P-1
Brewing process and nitrogen compounds in beer
Presenter: Maria Daria Fumi, Institute of Oenology and Food Engineering, Università Cattolica del Sacro Cuore, Piacenza, Italy
Co-Authors: G. Donadini, A.I.D.A.S.A., Institute of Entomology and Plant Pathology, Università Cattolica del Sacro Cuore, Piacenza, Italy; and Roberta Galli, Institute of Oenology and Food Engineering, Università Cattolica del Sacro Cuore, Piacenza, Italy
Nitrogen compounds are important for the fermentation rate and are recognized as playing an important role in taste and stability of beer. This paper examines the nitrogen compounds in two different worts (Spugen Dry type and Gold type, respectively) and their evolution during the main steps of the brewing in a full-scale process. The quantitative and qualitative content of total nitrogen and nitrogenous fractions is found to be dependent on the raw materials and on the process technologies. In particular, we evidence a lower amount of nitrogen compounds in the Splugen Dry type of wort, i.e., a pure malt wort, than in the Gold type wort produced with maize as an adjunct; higher amino acid and ammonium consumption during fermentation in the wort with the lowest nitrogen level; differences in the utilization of the same amino acids in the fermented worts; and a decrease of the nitrogen compounds after mashing liquor filtration and fermentation as attended, respectively. Further investigations focusing on the effects of wort production parameters on the nitrogen compound content at pre- and postfermentation stages were being planned at the time of writing in order to improve the efficiency of the fermentation process and the overall quality of the finished beer.

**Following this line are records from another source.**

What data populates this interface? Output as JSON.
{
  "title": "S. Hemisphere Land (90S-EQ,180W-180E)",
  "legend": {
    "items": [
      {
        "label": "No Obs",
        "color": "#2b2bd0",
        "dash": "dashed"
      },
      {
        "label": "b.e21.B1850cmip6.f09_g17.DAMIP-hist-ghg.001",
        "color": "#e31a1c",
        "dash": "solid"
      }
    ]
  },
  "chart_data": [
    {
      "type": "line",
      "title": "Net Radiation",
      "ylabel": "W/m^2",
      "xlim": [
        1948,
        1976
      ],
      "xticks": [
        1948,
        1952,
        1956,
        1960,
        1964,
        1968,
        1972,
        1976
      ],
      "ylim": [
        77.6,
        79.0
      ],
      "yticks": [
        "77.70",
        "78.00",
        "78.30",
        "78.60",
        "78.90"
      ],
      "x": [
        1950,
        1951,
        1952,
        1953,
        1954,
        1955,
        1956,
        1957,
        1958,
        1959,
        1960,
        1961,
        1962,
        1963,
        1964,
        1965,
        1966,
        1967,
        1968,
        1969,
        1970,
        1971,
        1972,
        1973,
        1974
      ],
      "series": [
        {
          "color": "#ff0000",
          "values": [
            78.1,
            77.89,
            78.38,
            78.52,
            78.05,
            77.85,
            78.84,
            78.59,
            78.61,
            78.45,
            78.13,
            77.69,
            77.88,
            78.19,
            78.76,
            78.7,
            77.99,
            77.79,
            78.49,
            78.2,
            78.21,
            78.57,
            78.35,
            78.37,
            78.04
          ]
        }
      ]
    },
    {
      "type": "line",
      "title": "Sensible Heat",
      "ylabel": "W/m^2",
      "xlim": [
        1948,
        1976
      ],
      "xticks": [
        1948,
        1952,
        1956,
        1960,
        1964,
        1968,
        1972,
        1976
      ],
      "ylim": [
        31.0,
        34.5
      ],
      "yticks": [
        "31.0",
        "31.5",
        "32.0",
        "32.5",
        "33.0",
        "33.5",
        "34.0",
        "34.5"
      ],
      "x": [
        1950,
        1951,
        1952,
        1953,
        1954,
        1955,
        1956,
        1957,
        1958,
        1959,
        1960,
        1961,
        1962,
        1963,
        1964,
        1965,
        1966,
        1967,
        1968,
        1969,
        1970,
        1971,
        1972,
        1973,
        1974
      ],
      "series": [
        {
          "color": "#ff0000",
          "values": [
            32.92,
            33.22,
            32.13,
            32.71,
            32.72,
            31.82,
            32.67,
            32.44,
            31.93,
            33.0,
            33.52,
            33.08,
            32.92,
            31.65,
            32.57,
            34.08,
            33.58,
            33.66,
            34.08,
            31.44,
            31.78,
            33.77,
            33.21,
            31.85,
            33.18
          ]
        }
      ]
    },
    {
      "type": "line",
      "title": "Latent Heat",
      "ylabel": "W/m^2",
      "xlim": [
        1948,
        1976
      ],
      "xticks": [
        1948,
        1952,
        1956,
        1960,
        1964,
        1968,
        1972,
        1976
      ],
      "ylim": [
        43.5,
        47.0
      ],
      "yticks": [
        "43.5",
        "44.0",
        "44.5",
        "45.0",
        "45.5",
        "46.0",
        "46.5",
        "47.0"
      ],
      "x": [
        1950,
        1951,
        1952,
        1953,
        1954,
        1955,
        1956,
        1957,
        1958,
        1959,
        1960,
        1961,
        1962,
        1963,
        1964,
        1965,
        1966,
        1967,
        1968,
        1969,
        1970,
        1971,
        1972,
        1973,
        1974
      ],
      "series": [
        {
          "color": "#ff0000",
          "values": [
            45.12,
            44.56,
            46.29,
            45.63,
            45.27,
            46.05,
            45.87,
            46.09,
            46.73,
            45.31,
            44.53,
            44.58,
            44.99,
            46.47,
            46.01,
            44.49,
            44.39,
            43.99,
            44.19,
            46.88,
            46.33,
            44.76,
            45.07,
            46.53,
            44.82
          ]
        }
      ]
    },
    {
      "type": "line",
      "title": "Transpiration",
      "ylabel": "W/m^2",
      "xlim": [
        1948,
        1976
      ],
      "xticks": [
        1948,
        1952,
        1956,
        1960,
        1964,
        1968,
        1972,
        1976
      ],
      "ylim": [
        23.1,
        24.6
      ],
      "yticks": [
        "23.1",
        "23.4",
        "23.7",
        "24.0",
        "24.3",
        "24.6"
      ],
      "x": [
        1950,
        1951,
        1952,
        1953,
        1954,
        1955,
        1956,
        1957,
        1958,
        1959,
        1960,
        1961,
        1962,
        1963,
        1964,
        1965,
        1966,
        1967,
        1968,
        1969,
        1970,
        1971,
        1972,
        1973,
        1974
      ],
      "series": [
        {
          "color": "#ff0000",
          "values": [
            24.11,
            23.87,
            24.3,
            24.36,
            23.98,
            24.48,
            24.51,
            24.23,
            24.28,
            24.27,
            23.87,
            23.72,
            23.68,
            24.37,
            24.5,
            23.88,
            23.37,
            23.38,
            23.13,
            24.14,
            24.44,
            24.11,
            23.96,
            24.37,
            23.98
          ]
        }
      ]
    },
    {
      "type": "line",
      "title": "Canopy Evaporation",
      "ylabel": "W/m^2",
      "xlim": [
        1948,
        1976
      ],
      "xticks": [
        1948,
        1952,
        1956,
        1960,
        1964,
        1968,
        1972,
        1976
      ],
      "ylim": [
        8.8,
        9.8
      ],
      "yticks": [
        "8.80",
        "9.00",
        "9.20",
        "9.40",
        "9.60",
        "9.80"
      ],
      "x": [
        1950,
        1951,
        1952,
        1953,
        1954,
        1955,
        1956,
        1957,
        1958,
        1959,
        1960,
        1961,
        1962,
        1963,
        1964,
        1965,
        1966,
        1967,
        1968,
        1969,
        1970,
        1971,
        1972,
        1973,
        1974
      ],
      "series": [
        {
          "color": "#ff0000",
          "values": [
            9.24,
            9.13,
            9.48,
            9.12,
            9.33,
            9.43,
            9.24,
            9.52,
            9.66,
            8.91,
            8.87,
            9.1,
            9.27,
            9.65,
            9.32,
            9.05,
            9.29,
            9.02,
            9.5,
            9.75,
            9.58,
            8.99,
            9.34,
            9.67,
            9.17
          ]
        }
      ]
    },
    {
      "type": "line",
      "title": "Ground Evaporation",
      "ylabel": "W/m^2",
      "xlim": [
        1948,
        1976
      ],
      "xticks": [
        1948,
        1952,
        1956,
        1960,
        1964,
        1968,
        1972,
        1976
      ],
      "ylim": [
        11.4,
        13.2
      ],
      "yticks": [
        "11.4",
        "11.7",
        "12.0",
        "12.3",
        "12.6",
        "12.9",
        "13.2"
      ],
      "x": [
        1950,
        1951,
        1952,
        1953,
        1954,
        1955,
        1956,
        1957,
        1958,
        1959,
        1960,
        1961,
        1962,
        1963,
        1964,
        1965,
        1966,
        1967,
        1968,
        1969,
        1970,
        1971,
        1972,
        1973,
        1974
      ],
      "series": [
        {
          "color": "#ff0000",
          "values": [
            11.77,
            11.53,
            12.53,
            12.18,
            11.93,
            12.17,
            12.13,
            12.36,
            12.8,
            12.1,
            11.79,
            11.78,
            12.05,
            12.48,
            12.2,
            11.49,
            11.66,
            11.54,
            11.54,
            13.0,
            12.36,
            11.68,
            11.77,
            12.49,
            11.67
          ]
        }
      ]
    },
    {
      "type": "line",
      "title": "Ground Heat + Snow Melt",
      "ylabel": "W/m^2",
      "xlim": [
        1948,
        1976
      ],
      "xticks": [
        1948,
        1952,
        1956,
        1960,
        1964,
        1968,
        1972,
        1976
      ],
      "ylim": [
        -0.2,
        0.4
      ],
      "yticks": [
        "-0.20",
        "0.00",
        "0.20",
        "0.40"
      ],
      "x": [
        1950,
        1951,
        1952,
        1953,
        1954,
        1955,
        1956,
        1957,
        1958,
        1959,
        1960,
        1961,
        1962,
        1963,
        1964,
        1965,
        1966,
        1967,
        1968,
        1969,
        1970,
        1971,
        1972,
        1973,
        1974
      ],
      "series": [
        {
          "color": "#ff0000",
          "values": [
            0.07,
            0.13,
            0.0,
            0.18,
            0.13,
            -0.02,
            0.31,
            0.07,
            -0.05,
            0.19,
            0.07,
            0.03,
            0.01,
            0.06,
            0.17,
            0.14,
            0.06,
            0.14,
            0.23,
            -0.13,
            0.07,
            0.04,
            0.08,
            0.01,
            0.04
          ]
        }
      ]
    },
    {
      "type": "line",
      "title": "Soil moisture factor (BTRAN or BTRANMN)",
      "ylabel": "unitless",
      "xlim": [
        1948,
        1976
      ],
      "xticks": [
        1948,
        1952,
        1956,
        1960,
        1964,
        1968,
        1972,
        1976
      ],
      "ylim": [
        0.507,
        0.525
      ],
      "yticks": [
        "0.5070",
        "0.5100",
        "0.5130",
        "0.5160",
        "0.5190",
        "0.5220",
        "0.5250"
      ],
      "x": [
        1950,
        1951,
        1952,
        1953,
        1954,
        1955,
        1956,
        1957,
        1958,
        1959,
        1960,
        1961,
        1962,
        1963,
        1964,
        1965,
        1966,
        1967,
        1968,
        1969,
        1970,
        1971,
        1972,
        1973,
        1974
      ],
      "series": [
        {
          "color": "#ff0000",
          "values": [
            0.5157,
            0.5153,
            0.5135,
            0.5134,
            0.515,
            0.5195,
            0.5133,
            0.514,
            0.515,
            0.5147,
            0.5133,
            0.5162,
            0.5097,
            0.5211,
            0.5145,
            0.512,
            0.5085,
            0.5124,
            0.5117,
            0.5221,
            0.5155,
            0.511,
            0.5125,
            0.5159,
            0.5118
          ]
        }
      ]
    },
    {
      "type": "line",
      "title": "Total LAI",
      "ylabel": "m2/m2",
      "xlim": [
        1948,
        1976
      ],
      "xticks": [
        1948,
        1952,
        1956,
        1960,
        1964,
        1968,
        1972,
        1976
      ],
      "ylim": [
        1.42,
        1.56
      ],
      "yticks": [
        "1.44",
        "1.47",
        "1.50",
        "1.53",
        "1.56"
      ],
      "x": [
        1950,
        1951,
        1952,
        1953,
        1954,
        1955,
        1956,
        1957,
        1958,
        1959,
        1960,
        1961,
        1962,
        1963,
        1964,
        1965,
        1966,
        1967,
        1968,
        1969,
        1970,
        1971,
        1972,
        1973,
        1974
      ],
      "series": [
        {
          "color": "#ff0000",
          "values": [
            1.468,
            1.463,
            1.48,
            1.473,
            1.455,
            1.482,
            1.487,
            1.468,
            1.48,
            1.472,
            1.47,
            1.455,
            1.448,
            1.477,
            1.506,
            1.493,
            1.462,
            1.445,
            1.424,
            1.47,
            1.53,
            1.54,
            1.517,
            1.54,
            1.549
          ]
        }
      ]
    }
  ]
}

Maria D. Fumi graduated in biology. She is a research scientist at the Faculty of Agriculture, U.C.S.C., Piacenza, Italy. She is a lecturer of food biotechnology, wine microbiology, and wine microbiological control at the Agriculture Faculty, with a degree in agriculture science and technologie and viticulture and oenology. She is a member of CEN (European Committee for Standardization) WGION working group. She is also involved in the EU project 2LK1-CT2001 on risk assessment and integrated OTA management in grape and wine. Her main research activities concern biotechnological application in fermented beverages (in particular wine, beer, and vinegar) to optimize the fermentation process, to reduce OTA contamination, and to improve chemical and sensorial characters. She's also involved in studies on indoor air quality in food-compatible environments.